On June 22, 2011, I presented at the Third Annual Cloud Computing World Forum in London.  An estimated 5,000 attendees, over 120 speakers, and 200 private and public vendors participated in this forum that featured all of the key players within the Cloud Computing (CC) and Software as a Service (SaaS) industries.  I enjoyed the opportunity to represent our Agency at the forum, and I presented Cloud as a Game-Changing Business Strategy with the mindset that if used effectively, it will be able to reduce the cost and schedule of various projects’ life cycles.

As a highly technical, governmental agency, NASA’s success leans heavily on its computing capabilities.  Utilizing the most efficient and effective approaches for storage, processing, and bandwidth is imperative to ensure our continuing.

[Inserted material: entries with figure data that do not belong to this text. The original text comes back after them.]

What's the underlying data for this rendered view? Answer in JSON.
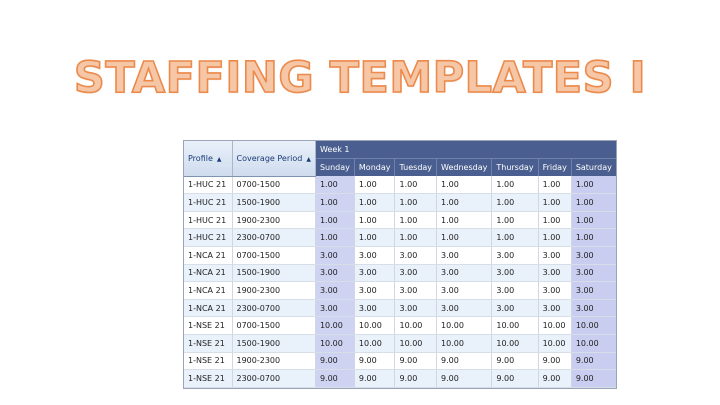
{
  "slide": {
    "title": "STAFFING TEMPLATES I"
  },
  "grid": {
    "headers": {
      "profile": "Profile",
      "coverage": "Coverage Period",
      "sort_indicator": "▲",
      "week": "Week 1",
      "days": [
        "Sunday",
        "Monday",
        "Tuesday",
        "Wednesday",
        "Thursday",
        "Friday",
        "Saturday"
      ]
    },
    "rows": [
      {
        "profile": "1-HUC 21",
        "coverage": "0700-1500",
        "values": [
          "1.00",
          "1.00",
          "1.00",
          "1.00",
          "1.00",
          "1.00",
          "1.00"
        ]
      },
      {
        "profile": "1-HUC 21",
        "coverage": "1500-1900",
        "values": [
          "1.00",
          "1.00",
          "1.00",
          "1.00",
          "1.00",
          "1.00",
          "1.00"
        ]
      },
      {
        "profile": "1-HUC 21",
        "coverage": "1900-2300",
        "values": [
          "1.00",
          "1.00",
          "1.00",
          "1.00",
          "1.00",
          "1.00",
          "1.00"
        ]
      },
      {
        "profile": "1-HUC 21",
        "coverage": "2300-0700",
        "values": [
          "1.00",
          "1.00",
          "1.00",
          "1.00",
          "1.00",
          "1.00",
          "1.00"
        ]
      },
      {
        "profile": "1-NCA 21",
        "coverage": "0700-1500",
        "values": [
          "3.00",
          "3.00",
          "3.00",
          "3.00",
          "3.00",
          "3.00",
          "3.00"
        ]
      },
      {
        "profile": "1-NCA 21",
        "coverage": "1500-1900",
        "values": [
          "3.00",
          "3.00",
          "3.00",
          "3.00",
          "3.00",
          "3.00",
          "3.00"
        ]
      },
      {
        "profile": "1-NCA 21",
        "coverage": "1900-2300",
        "values": [
          "3.00",
          "3.00",
          "3.00",
          "3.00",
          "3.00",
          "3.00",
          "3.00"
        ]
      },
      {
        "profile": "1-NCA 21",
        "coverage": "2300-0700",
        "values": [
          "3.00",
          "3.00",
          "3.00",
          "3.00",
          "3.00",
          "3.00",
          "3.00"
        ]
      },
      {
        "profile": "1-NSE 21",
        "coverage": "0700-1500",
        "values": [
          "10.00",
          "10.00",
          "10.00",
          "10.00",
          "10.00",
          "10.00",
          "10.00"
        ]
      },
      {
        "profile": "1-NSE 21",
        "coverage": "1500-1900",
        "values": [
          "10.00",
          "10.00",
          "10.00",
          "10.00",
          "10.00",
          "10.00",
          "10.00"
        ]
      },
      {
        "profile": "1-NSE 21",
        "coverage": "1900-2300",
        "values": [
          "9.00",
          "9.00",
          "9.00",
          "9.00",
          "9.00",
          "9.00",
          "9.00"
        ]
      },
      {
        "profile": "1-NSE 21",
        "coverage": "2300-0700",
        "values": [
          "9.00",
          "9.00",
          "9.00",
          "9.00",
          "9.00",
          "9.00",
          "9.00"
        ]
      }
    ]
  },
  "colors": {
    "title_fill": "#f6c7a6",
    "title_stroke": "#ec8a4c",
    "header_bar": "#4a5f8f",
    "weekend_column": "#c9cdf0",
    "alt_row": "#e9f1fb"
  }
}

Mission-based projects within our agency often have very long IT life cycles, and they are also usually one of a kind and complex:  high-stake endeavors.  Decisions for missions begin early in the strategic planning phase.  Due to long lead times for procurement of hardware, IT acquisitions also happen early in the life cycle.  Next, because of the long life cycle, upgrades need to occur regularly; otherwise, what was new when the planning began will be obsolete by the actual launch date.  In addition, the necessary compute must be estimated far in advance of when it will actually be needed, which can hinder the interoperability of a project’s components.  Another important aspect is that duplicate IT environments are sometimes created from the variety of projects (e.g., duplicative developmental environments, integration environments, and test environments) resulting also in the duplication of software, hardware, and licenses.  Furthermore, additional certifications are necessary for any duplicative environment.  These are obvious drawbacks of our current system.  However, CC, when strategically used, offers solutions to many of these scenarios.  With the availability of on-demand access to compute and incredible scalability (elasticity), there is no need for advanced estimating, duplicative environments, non-sharing of expensive licensing, and non-sharing of HW and SW.

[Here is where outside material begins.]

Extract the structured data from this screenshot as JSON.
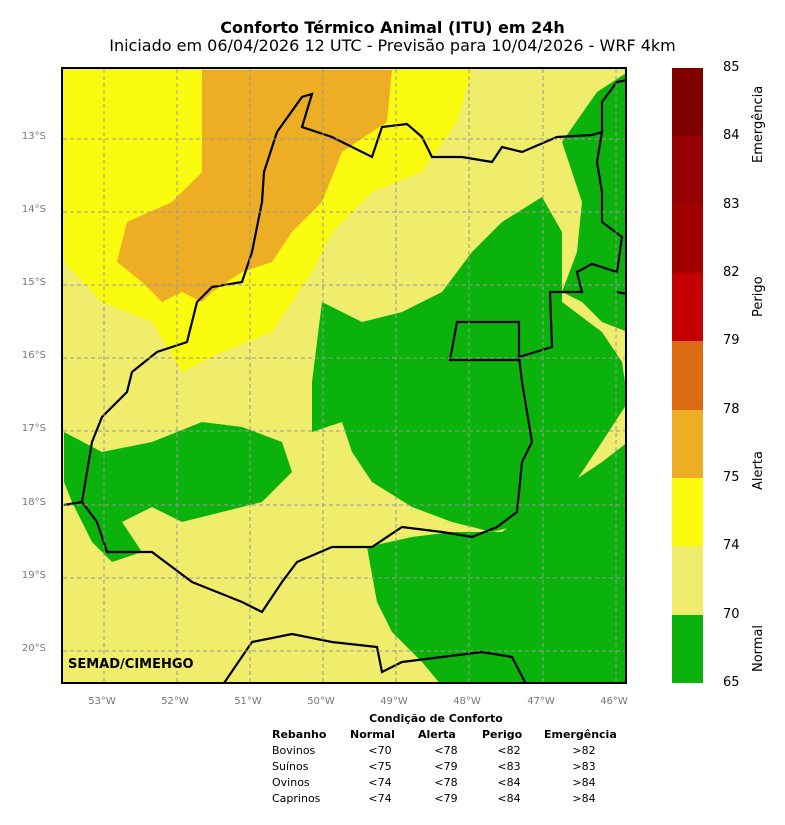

The above said, CC is not a one-size-fits-all solution, because some systems (e.g., embedded systems) do not fall within CC’s use cases.  For example, there is some risk involved when dealing with highly sensitive or complex missions.  Also, there are other obstacles, which would need to be considered carefully before proceeding:  such as the introduction of possible complications to a project or potential security risks.  Additionally, latency can become an issue once data and applications become distributed and certain spectrums of compute (e.g., tightly coupled supercomputing) are needed.  Lastly, cultural resistance to change (if disruptive enough to a particular organization) can be a good reason to hold off on a rapid migration to CC.

In order for an organization to utilize CC as a game-changing business strategy, it should be implemented strategically.  First, determine where CC can bring the most value to the organization; next, gauge the levels of potential willingness for adoption.  Finally, choose an appropriate approach for execution:  an enterprise-wide or a project-by-project approach.  The enterprise approach was discussed above, so I will address the project-centric approach next.

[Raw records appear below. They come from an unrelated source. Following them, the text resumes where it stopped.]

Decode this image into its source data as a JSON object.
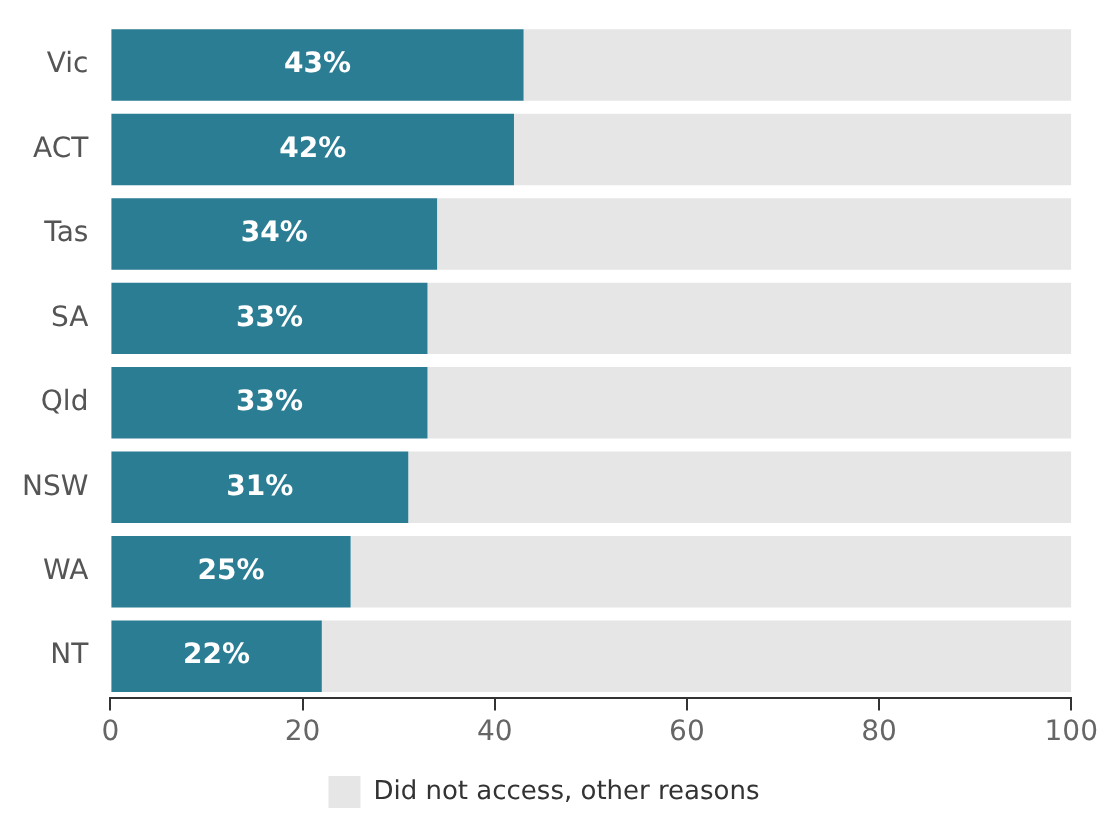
{
  "chart_data": {
    "type": "bar",
    "orientation": "horizontal",
    "stacked": true,
    "legend": "bottom",
    "grid": false,
    "categories": [
      "Vic",
      "ACT",
      "Tas",
      "SA",
      "Qld",
      "NSW",
      "WA",
      "NT"
    ],
    "series": [
      {
        "color": "#2a7d93",
        "values": [
          43,
          42,
          34,
          33,
          33,
          31,
          25,
          22
        ],
        "value_labels": [
          "43%",
          "42%",
          "34%",
          "33%",
          "33%",
          "31%",
          "25%",
          "22%"
        ]
      },
      {
        "name": "Did not access, other reasons",
        "color": "#e6e6e6",
        "values": [
          57,
          58,
          66,
          67,
          67,
          69,
          75,
          78
        ]
      }
    ],
    "xlim": [
      0,
      100
    ],
    "xticks": [
      0,
      20,
      40,
      60,
      80,
      100
    ]
  }
}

            For certain organizations, as discussed above, it may not be feasible to implement CC on an enterprise-wide basis.  An alternative then is to use CC on a project-by-project basis.  Such would be possible for six different types of projects.

1.     Those that need the latest IT on a “just-in-time” basis.  E.g., system or mission development and construction or renovations of buildings.

2.     Projects that need stop-gap capability such as transferring information, consolidating servers, or reorganizing a data center.

3.     Risks associated with projects, businesses, and change such as indecisive funding, changes in demand, or significant changes to IT.

4.     Missions facing challenging funding such as cyclic demands or economic downturns.

5.     Improving new projects to include utilizing CC until the scope is understood or as you need compute.

6.     Proofs of concepts.  E.g., Scoping of network performance, and scoping workstation or server performance.

            In summary, CC should be embedded in the project-management process to ensure business success, risk mitigation, significant cost savings, a better understanding of compute requirements, and the ability to obtain the latest technologies when buying new hardware.  If executed properly, organizations will be able to utilize CC as a game-changing business strategy.